Lastly, expect to log some air miles. Business in Latin America is still largely done in person. You can only go so far with phone calls and email. If you want to close, you’ll need to do that face-to-face. Make sure you employ a local interpreter and lawyer.
Canada is a destination for LatAm startups too! Meet some of the successful LatAm entrepreneurs with Canadian connections
Wallace Santos is the founder of Acanto, a successful Brazilian startup now based in Waterloo, Ontario. He came to Canada as part of accelerator Communitech’s Soft Landing Program. Acanto is a software house specialized in development and systems integration. With more than 1500 high-profile clients in Brazil, including HSBC Brasil, Santos is now expanding Acanto into the North American market.
Pedro Lopez Sela is the co-founder of Fomento Geek, a Mexican startup incubator with offices in Mexico City, Vancouver, Japan and Silicon Valley. Fomento Geek cultivates Mexican startups and help them scale globally. He has more than 19 years of experience founding, incubating and investing in startups.
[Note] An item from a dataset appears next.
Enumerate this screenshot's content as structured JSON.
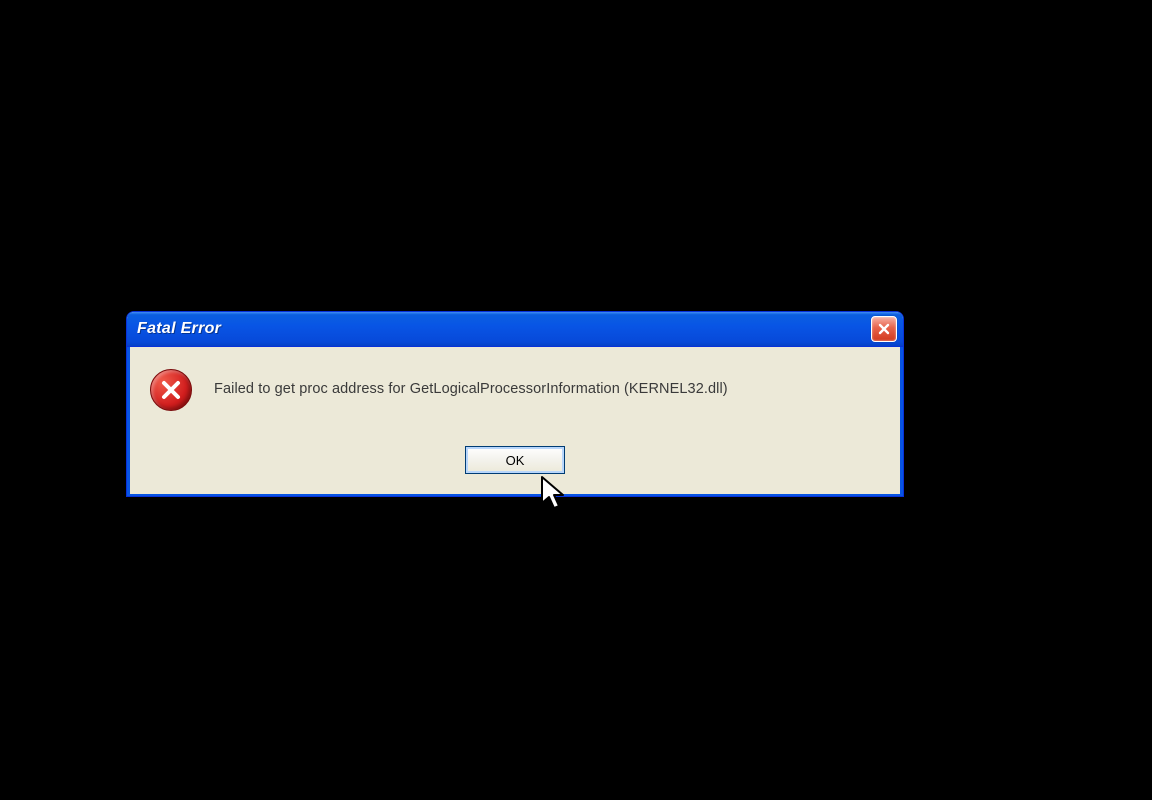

Felipe Matos, Startup Farm was a pioneer in the Brazilian startup scene. He built his first startup at age 16, and used the exit money to found Instituto Inovação, one of Brazil’s first accelerators. He also helped create Criatec, the largest seed capital fund in Brazil. He’s the founder of Startup Farm, a São Paulo accelerator, and for many years was the COO of Startup Brazil. He was recently in Toronto at the LatAm Startup Conference to discuss the Brazilian startup ecosystem with Canadian entrepreneurs.